Re: [boost] [interprocess] Mutex and condition at process termination

14 May 2020


      On 2020-05-14 20:43, Andrey Semashev wrote:
...
On 2020-05-14 13:41, Phil Endecott via Boost wrote:
...
Dear Experts,
Can we improve how interprocess mutexes and condition variables
behave on process termination?
Currently if a process terminates (i.e. it crashes, or you press
ctrl-C), the interprocess docs say nothing as far as I can see
about what happens to locked mutexes and awaited conditions.  In
practice it seems that mutexes that were locked remain locked,
and other processes will deadlock.  (I'm using Linux.)  A few
thoughts:
* If a process were only reading the shared state, then it would
be appropriate for the mutex to be unlocked on termination.
* If a process were modifying the shared state, then it would be
wrong to unconditionally unlock the mutex.  So it would be useful
to distinguish between reader and writer locks, even if we're not
implementing a single-writer/multiple-reader mutex.
* The system could be made more robust by blocking signals while
a mutex is locked.  This doesn't help with crashes, e.g. segfaults,
but it would help with ctrl-C.
Catching signals is a good idea regardless of IPC and locking mutexes. 

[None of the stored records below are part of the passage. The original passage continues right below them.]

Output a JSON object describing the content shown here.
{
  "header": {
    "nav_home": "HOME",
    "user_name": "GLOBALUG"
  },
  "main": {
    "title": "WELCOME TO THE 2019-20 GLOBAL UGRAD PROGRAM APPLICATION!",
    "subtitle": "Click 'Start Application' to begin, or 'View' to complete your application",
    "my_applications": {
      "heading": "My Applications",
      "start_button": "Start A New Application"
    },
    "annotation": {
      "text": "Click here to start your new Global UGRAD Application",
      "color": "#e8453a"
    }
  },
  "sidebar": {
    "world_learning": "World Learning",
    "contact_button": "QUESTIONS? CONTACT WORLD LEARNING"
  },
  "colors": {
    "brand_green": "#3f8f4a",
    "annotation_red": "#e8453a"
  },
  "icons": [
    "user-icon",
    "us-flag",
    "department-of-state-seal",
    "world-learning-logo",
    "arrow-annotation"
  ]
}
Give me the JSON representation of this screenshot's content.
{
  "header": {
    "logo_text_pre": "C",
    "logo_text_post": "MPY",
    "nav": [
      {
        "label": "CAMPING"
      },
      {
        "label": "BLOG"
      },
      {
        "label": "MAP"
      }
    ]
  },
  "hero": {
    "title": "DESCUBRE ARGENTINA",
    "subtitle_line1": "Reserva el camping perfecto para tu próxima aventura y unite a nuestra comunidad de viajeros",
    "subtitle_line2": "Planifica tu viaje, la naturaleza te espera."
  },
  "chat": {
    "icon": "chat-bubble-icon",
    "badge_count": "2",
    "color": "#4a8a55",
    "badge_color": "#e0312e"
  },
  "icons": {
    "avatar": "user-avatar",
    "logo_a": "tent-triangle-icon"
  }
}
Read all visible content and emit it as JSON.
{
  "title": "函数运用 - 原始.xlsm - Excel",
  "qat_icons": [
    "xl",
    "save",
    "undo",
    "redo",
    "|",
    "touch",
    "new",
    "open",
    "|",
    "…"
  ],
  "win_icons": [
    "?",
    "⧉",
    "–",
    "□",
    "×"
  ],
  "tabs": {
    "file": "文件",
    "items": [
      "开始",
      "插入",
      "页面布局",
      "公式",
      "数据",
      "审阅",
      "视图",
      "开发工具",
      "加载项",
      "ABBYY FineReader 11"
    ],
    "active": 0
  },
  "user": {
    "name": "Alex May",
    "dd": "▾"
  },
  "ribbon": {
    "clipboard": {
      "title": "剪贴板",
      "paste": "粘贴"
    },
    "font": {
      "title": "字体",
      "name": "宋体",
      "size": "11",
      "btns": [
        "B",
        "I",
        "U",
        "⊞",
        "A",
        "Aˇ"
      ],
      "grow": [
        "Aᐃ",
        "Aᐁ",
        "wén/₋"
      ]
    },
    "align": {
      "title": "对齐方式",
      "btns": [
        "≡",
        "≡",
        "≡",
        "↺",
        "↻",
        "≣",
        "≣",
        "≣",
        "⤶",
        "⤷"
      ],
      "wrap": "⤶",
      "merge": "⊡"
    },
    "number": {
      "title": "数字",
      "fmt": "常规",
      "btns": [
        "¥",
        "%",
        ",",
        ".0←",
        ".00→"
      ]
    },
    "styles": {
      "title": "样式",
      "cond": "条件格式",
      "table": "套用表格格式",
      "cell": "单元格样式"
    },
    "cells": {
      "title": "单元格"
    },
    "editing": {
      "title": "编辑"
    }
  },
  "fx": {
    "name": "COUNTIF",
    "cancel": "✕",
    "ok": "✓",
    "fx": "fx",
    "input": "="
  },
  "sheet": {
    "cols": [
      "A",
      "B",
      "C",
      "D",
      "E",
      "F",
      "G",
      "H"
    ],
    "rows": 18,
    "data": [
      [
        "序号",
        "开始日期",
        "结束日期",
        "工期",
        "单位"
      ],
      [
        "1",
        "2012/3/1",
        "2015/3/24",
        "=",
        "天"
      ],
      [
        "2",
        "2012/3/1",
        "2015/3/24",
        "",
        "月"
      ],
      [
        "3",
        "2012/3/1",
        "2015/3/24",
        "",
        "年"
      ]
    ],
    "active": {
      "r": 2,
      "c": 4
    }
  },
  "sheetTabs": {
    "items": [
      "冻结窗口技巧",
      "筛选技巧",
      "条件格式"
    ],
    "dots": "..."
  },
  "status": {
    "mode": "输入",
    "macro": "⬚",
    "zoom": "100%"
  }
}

As long as there is a moment when your application holds some valuable 
data or some state (e.g. a network connection) that needs to be properly 
saved or cleaned up on exit, you have to implement proper signal 
handling and graceful program termination.
To be clear, I don't mean that Boost.Interprocess should be dealing with 
signals. User's application should.
...
...
* It may be useful to cause all processes to terminate if one of
them terminates with a mutex held for writing, either immediately
or as soon as they try to lock the same mutex.  Perhaps also to
delete the presumed-corrupted shared memory segment.
* PTHREAD_MUTEX_ROBUST might be part of the solution.  That seems
to require the non-crashed process to do clean up, i.e. we would
need to record whether the crashed process were reading or writing
and react appropriately.
You can't do that reliably because the crashed process could have 
crashed between locking the mutex and indicating its intentions. For an 
other process to be able to restart or roll back a failed operation, 
that operation has to be implemented in a lock-free fashion, so that 
each step is atomic. At this point mutexes become redundant.
In my experience, the only sensible reaction to an abandoned operation 
(regardless of the way you use to detect the abandoned state) is to 
scrap it and abort or start over in a new shared memory segment.
...
I'm less clear about what happens to condition variables, but it
does seem that perhaps terminating a process while it is waiting
on a condition will cause other processes to deadlock.  Perhaps
the wait conceptually returns and the mutex is re-locked during
termination.
AFAIR, pthread_cond_t uses a non-robust mutex internally, which means 
that condition variables are basically useless when you need robust 
semantics.
If you need a condition variable-like behavior, in a robust way, I think 
your best bet is to use futexes directly.